The hair straightener I bought online for $360 just over 2 years ago has died. I contacted customer service to ask if the straightener could be repaired. I was told that as the product was out of warranty, a replacement couldn’t be offered but I could get a discount on a new one. I would like to challenge the retailer on the life expectancy of its straighteners. Can you help me? KYLIE FINDLAY
WE SAY: You would expect this expensive hair straightener to last longer than just over 2 years, regardless of any warranty. If you haven’t caused the fault that led to the failure then the problem should be covered by the Consumer Guarantees Act (CGA). That’s provided you bought it from an online retailer operating in the New Zealand market, rather than an overseas site. Under the CGA, if the fault can’t be repaired you’re entitled to ask for a refund or a replacement.
I bought a kitset carport for $3400 from an online trader and encountered no end of problems when putting it together. A major issue was the instruction manual, which seems to have been run through Google Translate a few times. It’s riddled with unintelligible phrases and basic spelling errors, while many of the images and diagrams are so blurry they’re useless. The design of the structure and the components’ standard of manufacture added insult to injury. To my horror, the roof panels were too short to fit on the supporting beams without falling out. I eventually had to enlist a professional builder who advised shortening the beams. The self-tapping screws supplied in the kit appeared to be made of cheese. I stripped several, even when using my drill on its lowest torque setting. I emailed the company requesting $750 compensation for the hopeless instruction manual, and the poor quality and inaccurate sizing of the components. It replied, acknowledging “the manual and a few aspects of the design” needed improvement. But it refused to provide compensation, claiming I failed to give it a chance to remedy the issue during the assembly process. MARSDEN ROBINSON
George Block, Consumer technical writer, says: In our view, the faults you describe – from the useless instruction manual to the shoddy components – constitute a major failure of this product. It’s unlikely any reasonable consumer would have bought the carport at this price if they’d known about the numerous problems. Nobody wants screws with the consistency of cheese. When a product has a major fault, the Consumer Guarantees Act entitles you to a replacement or a refund. You can also keep the item and claim compensation from the retailer. You don’t have to give it multiple opportunities to put things right and your request for $750 compensation is more than reasonable. The company should come to the party.
UPDATE: After threatening to take the case to the Disputes Tribunal, Marsden accepted $750 store credit from the retailer as he was keen on a barbecue it was advertising.
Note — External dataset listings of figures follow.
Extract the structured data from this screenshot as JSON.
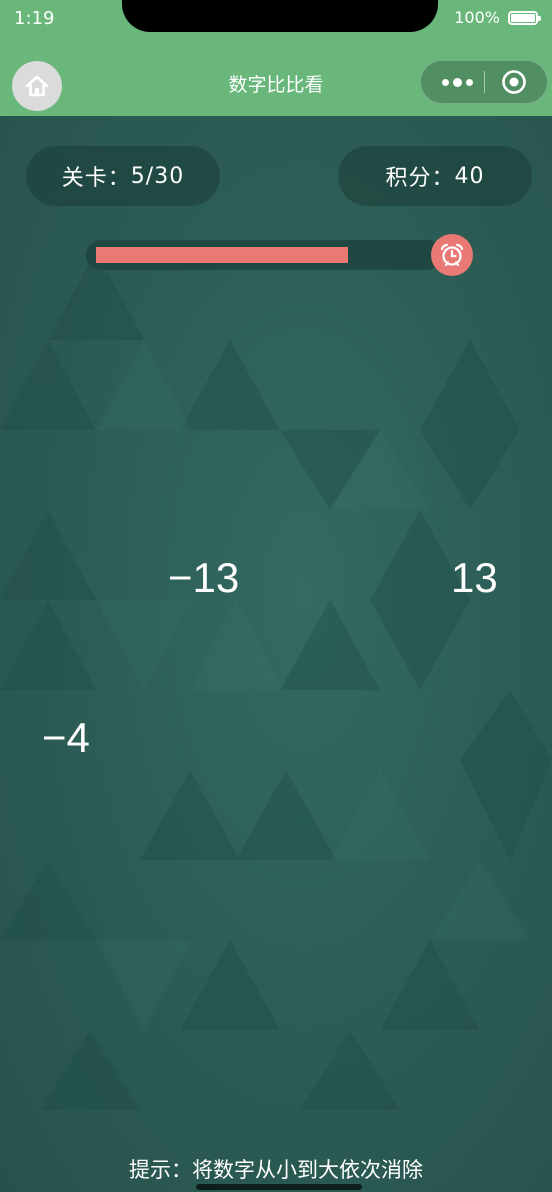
{
  "status_bar": {
    "time": "1:19",
    "battery": "100%"
  },
  "nav": {
    "title": "数字比比看"
  },
  "stats": {
    "level_label": "关卡：",
    "level_value": "5/30",
    "score_label": "积分：",
    "score_value": "40"
  },
  "timer": {
    "remaining_fraction": 0.75
  },
  "tiles": [
    {
      "value": "−13"
    },
    {
      "value": "13"
    },
    {
      "value": "−4"
    }
  ],
  "hint": "提示：将数字从小到大依次消除",
  "colors": {
    "nav_green": "#6ab77c",
    "background": "#2d5e57",
    "timer_red": "#e87975"
  },
  "icons": {
    "home": "home-icon",
    "more": "more-dots-icon",
    "close": "capsule-close-icon",
    "alarm": "alarm-clock-icon"
  }
}
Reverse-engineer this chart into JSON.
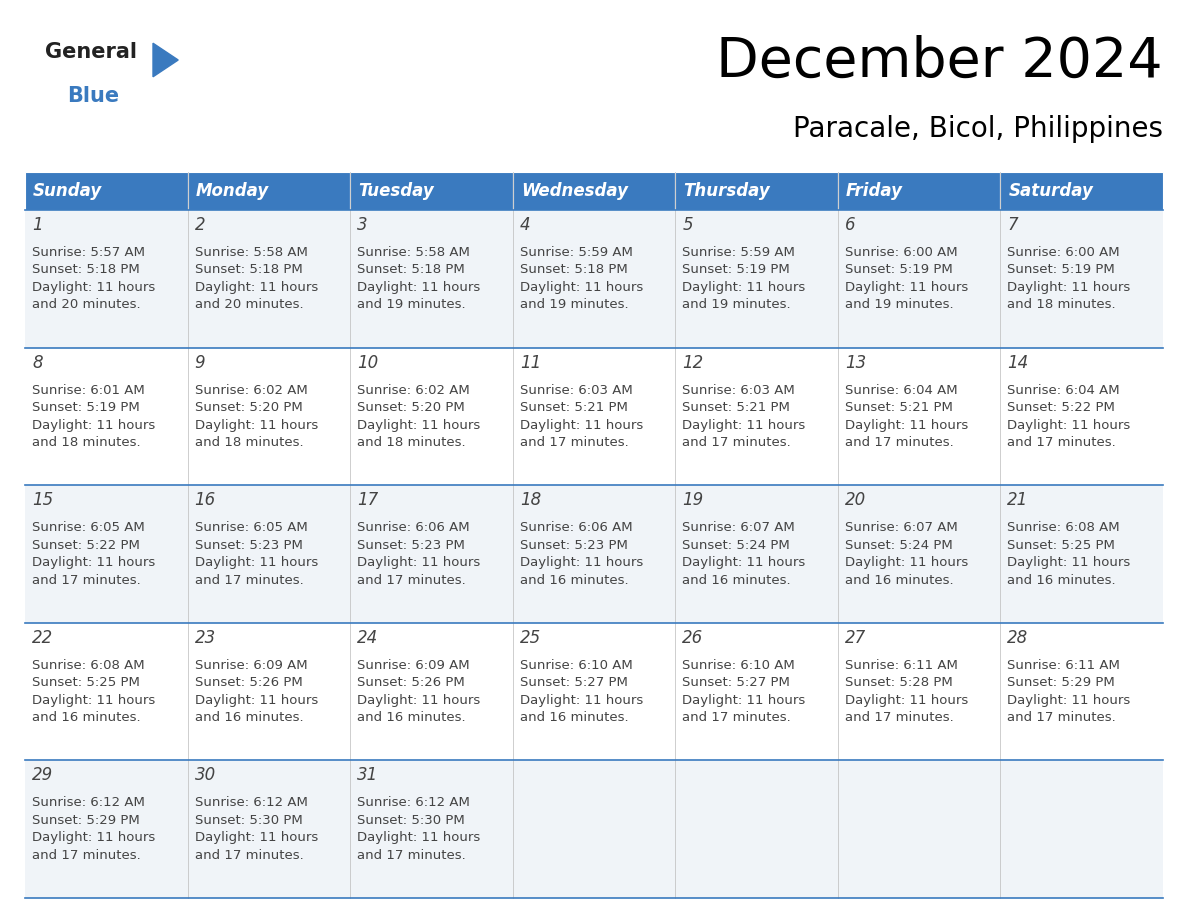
{
  "title": "December 2024",
  "subtitle": "Paracale, Bicol, Philippines",
  "header_color": "#3a7abf",
  "header_text_color": "#ffffff",
  "row_bg_odd": "#f0f4f8",
  "row_bg_even": "#ffffff",
  "text_color": "#444444",
  "border_color": "#3a7abf",
  "days_of_week": [
    "Sunday",
    "Monday",
    "Tuesday",
    "Wednesday",
    "Thursday",
    "Friday",
    "Saturday"
  ],
  "weeks": [
    [
      {
        "day": "1",
        "sunrise": "5:57 AM",
        "sunset": "5:18 PM",
        "daylight_h": "11 hours",
        "daylight_m": "and 20 minutes."
      },
      {
        "day": "2",
        "sunrise": "5:58 AM",
        "sunset": "5:18 PM",
        "daylight_h": "11 hours",
        "daylight_m": "and 20 minutes."
      },
      {
        "day": "3",
        "sunrise": "5:58 AM",
        "sunset": "5:18 PM",
        "daylight_h": "11 hours",
        "daylight_m": "and 19 minutes."
      },
      {
        "day": "4",
        "sunrise": "5:59 AM",
        "sunset": "5:18 PM",
        "daylight_h": "11 hours",
        "daylight_m": "and 19 minutes."
      },
      {
        "day": "5",
        "sunrise": "5:59 AM",
        "sunset": "5:19 PM",
        "daylight_h": "11 hours",
        "daylight_m": "and 19 minutes."
      },
      {
        "day": "6",
        "sunrise": "6:00 AM",
        "sunset": "5:19 PM",
        "daylight_h": "11 hours",
        "daylight_m": "and 19 minutes."
      },
      {
        "day": "7",
        "sunrise": "6:00 AM",
        "sunset": "5:19 PM",
        "daylight_h": "11 hours",
        "daylight_m": "and 18 minutes."
      }
    ],
    [
      {
        "day": "8",
        "sunrise": "6:01 AM",
        "sunset": "5:19 PM",
        "daylight_h": "11 hours",
        "daylight_m": "and 18 minutes."
      },
      {
        "day": "9",
        "sunrise": "6:02 AM",
        "sunset": "5:20 PM",
        "daylight_h": "11 hours",
        "daylight_m": "and 18 minutes."
      },
      {
        "day": "10",
        "sunrise": "6:02 AM",
        "sunset": "5:20 PM",
        "daylight_h": "11 hours",
        "daylight_m": "and 18 minutes."
      },
      {
        "day": "11",
        "sunrise": "6:03 AM",
        "sunset": "5:21 PM",
        "daylight_h": "11 hours",
        "daylight_m": "and 17 minutes."
      },
      {
        "day": "12",
        "sunrise": "6:03 AM",
        "sunset": "5:21 PM",
        "daylight_h": "11 hours",
        "daylight_m": "and 17 minutes."
      },
      {
        "day": "13",
        "sunrise": "6:04 AM",
        "sunset": "5:21 PM",
        "daylight_h": "11 hours",
        "daylight_m": "and 17 minutes."
      },
      {
        "day": "14",
        "sunrise": "6:04 AM",
        "sunset": "5:22 PM",
        "daylight_h": "11 hours",
        "daylight_m": "and 17 minutes."
      }
    ],
    [
      {
        "day": "15",
        "sunrise": "6:05 AM",
        "sunset": "5:22 PM",
        "daylight_h": "11 hours",
        "daylight_m": "and 17 minutes."
      },
      {
        "day": "16",
        "sunrise": "6:05 AM",
        "sunset": "5:23 PM",
        "daylight_h": "11 hours",
        "daylight_m": "and 17 minutes."
      },
      {
        "day": "17",
        "sunrise": "6:06 AM",
        "sunset": "5:23 PM",
        "daylight_h": "11 hours",
        "daylight_m": "and 17 minutes."
      },
      {
        "day": "18",
        "sunrise": "6:06 AM",
        "sunset": "5:23 PM",
        "daylight_h": "11 hours",
        "daylight_m": "and 16 minutes."
      },
      {
        "day": "19",
        "sunrise": "6:07 AM",
        "sunset": "5:24 PM",
        "daylight_h": "11 hours",
        "daylight_m": "and 16 minutes."
      },
      {
        "day": "20",
        "sunrise": "6:07 AM",
        "sunset": "5:24 PM",
        "daylight_h": "11 hours",
        "daylight_m": "and 16 minutes."
      },
      {
        "day": "21",
        "sunrise": "6:08 AM",
        "sunset": "5:25 PM",
        "daylight_h": "11 hours",
        "daylight_m": "and 16 minutes."
      }
    ],
    [
      {
        "day": "22",
        "sunrise": "6:08 AM",
        "sunset": "5:25 PM",
        "daylight_h": "11 hours",
        "daylight_m": "and 16 minutes."
      },
      {
        "day": "23",
        "sunrise": "6:09 AM",
        "sunset": "5:26 PM",
        "daylight_h": "11 hours",
        "daylight_m": "and 16 minutes."
      },
      {
        "day": "24",
        "sunrise": "6:09 AM",
        "sunset": "5:26 PM",
        "daylight_h": "11 hours",
        "daylight_m": "and 16 minutes."
      },
      {
        "day": "25",
        "sunrise": "6:10 AM",
        "sunset": "5:27 PM",
        "daylight_h": "11 hours",
        "daylight_m": "and 16 minutes."
      },
      {
        "day": "26",
        "sunrise": "6:10 AM",
        "sunset": "5:27 PM",
        "daylight_h": "11 hours",
        "daylight_m": "and 17 minutes."
      },
      {
        "day": "27",
        "sunrise": "6:11 AM",
        "sunset": "5:28 PM",
        "daylight_h": "11 hours",
        "daylight_m": "and 17 minutes."
      },
      {
        "day": "28",
        "sunrise": "6:11 AM",
        "sunset": "5:29 PM",
        "daylight_h": "11 hours",
        "daylight_m": "and 17 minutes."
      }
    ],
    [
      {
        "day": "29",
        "sunrise": "6:12 AM",
        "sunset": "5:29 PM",
        "daylight_h": "11 hours",
        "daylight_m": "and 17 minutes."
      },
      {
        "day": "30",
        "sunrise": "6:12 AM",
        "sunset": "5:30 PM",
        "daylight_h": "11 hours",
        "daylight_m": "and 17 minutes."
      },
      {
        "day": "31",
        "sunrise": "6:12 AM",
        "sunset": "5:30 PM",
        "daylight_h": "11 hours",
        "daylight_m": "and 17 minutes."
      },
      null,
      null,
      null,
      null
    ]
  ],
  "title_fontsize": 40,
  "subtitle_fontsize": 20,
  "header_fontsize": 12,
  "day_num_fontsize": 12,
  "cell_fontsize": 9.5,
  "logo_general_color": "#222222",
  "logo_blue_color": "#3a7abf",
  "logo_triangle_color": "#3a7abf"
}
We wish him luck with its assembly.
I made a decision to buy a Haier dishwasher that had been well reviewed by Consumer NZ. However, the salesman informed me you only test the appliance’s cycle for 20 minutes. He also said that price counts a lot in your ratings. Is this true? LYNNE SHUKER
Erin Bennett, Consumer technical writer, says: The salesman is incorrect on both counts. We test dishwashers by running them on the normal or default wash, for an entire wash. We then repeat the test to make sure we aren’t getting an unusual result. Price has no effect on our scoring. Our results are based on how well an appliance performs in testing.